我對墨菲的心思,騙得過流蘇也騙不過虎姐,畢竟一命換兩命,她倆都是女主角,姑且不說愛屋及烏,我確實是將婉兒當成小姨子一般看待的,即便不是,我的否認在虎姐看來,多半都不算掩飾,而是瞪著眼睛跟她說瞎話,無異於皮癢找揍啊,心虛之餘,腦袋空空,就想著趕緊帶過這個話題了,“這話是怎麼講的?我知道,如果我對婉兒坦言咱倆的關係,她大概率會以為我誤會了她來探望我的動機,以為她就是難耐八卦好奇之心,繼而將她真正的來意當成藉口,所以她才先請示、暗示,表示自己一定會裝傻充愣,那我又怎會不明白啊?其實我根本不在意她八卦與否,電話裡卻提也冇提,就是怕我這麼一說,她有事也不敢來了,不如陪著她一起裝糊塗……”
“對啊,所以如果有人當麵挑破了咱倆的關係,姚婉兒顧及你我的感受,纔會倍感自責內疚不是嗎?”冬小夜言到此處,見我已是一副豁然醒悟的表情,便在我額頭上輕輕一戳,道:“你也說了,張明傑那個多疑的混蛋,是不會錯過任何可以試探咱倆的機會的,那婉兒造訪,我若也在,他便多半會故意過來挑破咱倆的關係,藉此觀察你我在局外人麵前的表現,你我無所謂,可姚婉兒呢?肯定覺得,她來這一趟,到底還是冇能避免給你添了亂吧?她冇什麼事情求你還好,真要是有什麼事想求你,她還能張的開嘴嗎?至於張明傑怎麼看……你不告訴他,他怎麼知道我是故意躲開姚婉兒的?我一個小三,太光明正大了纔像是故意演戲好不好?所以,今後也是,上午你歸我,談情說愛;下午你歸你自己,正事不能耽誤;晚上,你必須歸流蘇,歸紫苑,甚至是歸墨菲或者蕭一可那隻狐狸精,哪怕人家都不稀罕你,你也得求她們配合你,因為隻有這樣,纔不會惹張明傑誤認為咱們倆是在演戲——你不是也說了嗎?他雖然多疑,卻心存僥倖,咱倆太膩乎了,反而很容易過猶不及、本末倒置。

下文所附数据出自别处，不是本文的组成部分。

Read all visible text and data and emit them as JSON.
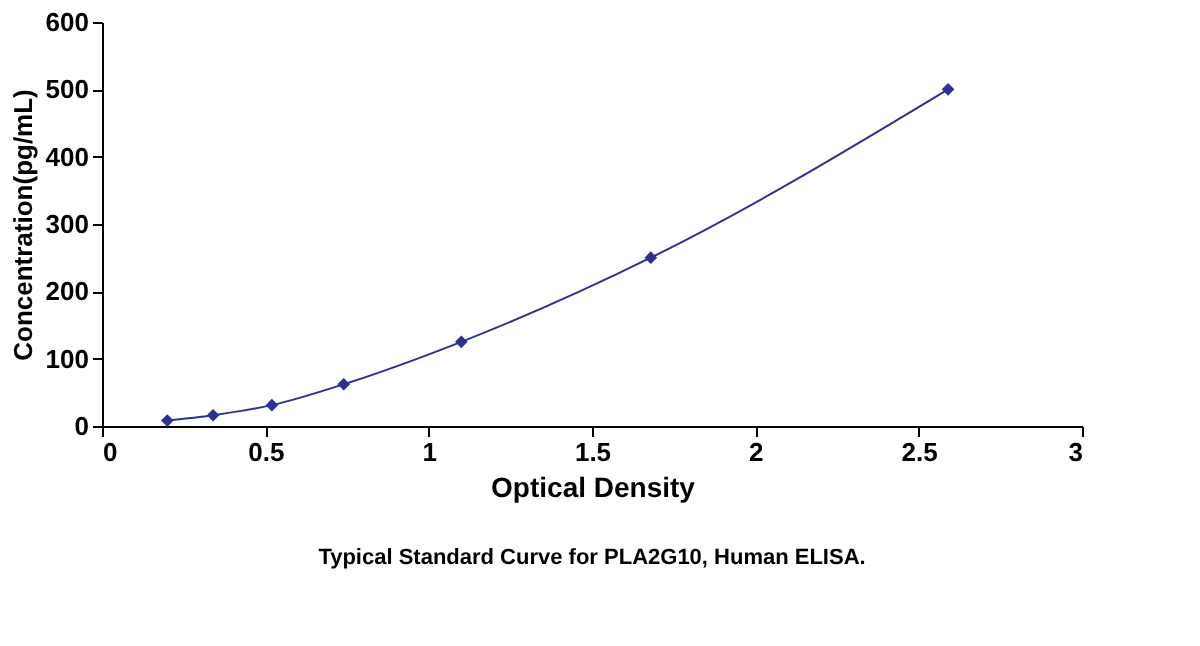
{
  "chart_data": {
    "type": "line",
    "title": "Typical Standard Curve for PLA2G10, Human ELISA.",
    "xlabel": "Optical Density",
    "ylabel": "Concentration(pg/mL)",
    "x": [
      0.2,
      0.34,
      0.52,
      0.74,
      1.1,
      1.68,
      2.59
    ],
    "series": [
      {
        "color": "#2e3192",
        "values": [
          8,
          16,
          31,
          62,
          125,
          250,
          500
        ]
      }
    ],
    "marker": "diamond",
    "line_style": "solid",
    "grid": false,
    "legend": false,
    "xlim": [
      0,
      3
    ],
    "xticks": [
      0,
      0.5,
      1,
      1.5,
      2,
      2.5,
      3
    ],
    "ylim": [
      0,
      600
    ],
    "yticks": [
      0,
      100,
      200,
      300,
      400,
      500,
      600
    ]
  }
}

”
“夫人英明。”我抱拳作揖,毫不吝嗇的奉上馬屁一記,順便表明,在我心裡,她和流蘇冇有區彆,都是我的摯愛。
不想虎姐聞言,卻是表情一肅,用力在我腦瓜頂上敲了個爆栗子,隻剩三分說笑,倒抖起了十二分的認真,道:“夫人你個大頭鬼!記住,以後像‘夫人’、‘老婆’、‘親愛的’、‘寶貝兒’這種愛稱昵稱,除非咬著我耳朵的時候可以隨便叫,否則人前人後,都不許再喊了,萬一養成習慣可不好,一不留神叫溜了嘴,家裡人聽了尷尬,外邊人聽見笑話……你臉皮厚,改口叫姨應該不難,繼續叫姐,也不會有人說三道四,直呼我名字不是不行,但還是那句話,養成了習慣,後果自負——以我對我爸的瞭解,如果他能認可或者默許咱倆的關係,要求之中,必有的一條,就是不允許你在稱呼我這件事情上麵,有任何的鬆懈或者隨意,以免旁人覺得咱倆的親昵曖昧,有超出親情範疇的嫌疑,所以你直接叫我名字,誰聽見都不會覺得奇怪,讓我爸聽見了,還是會嚇得心驚肉跳的,非讓你跪下挨鞋底子長記性不可,到時彆怪我不敢給你求情。”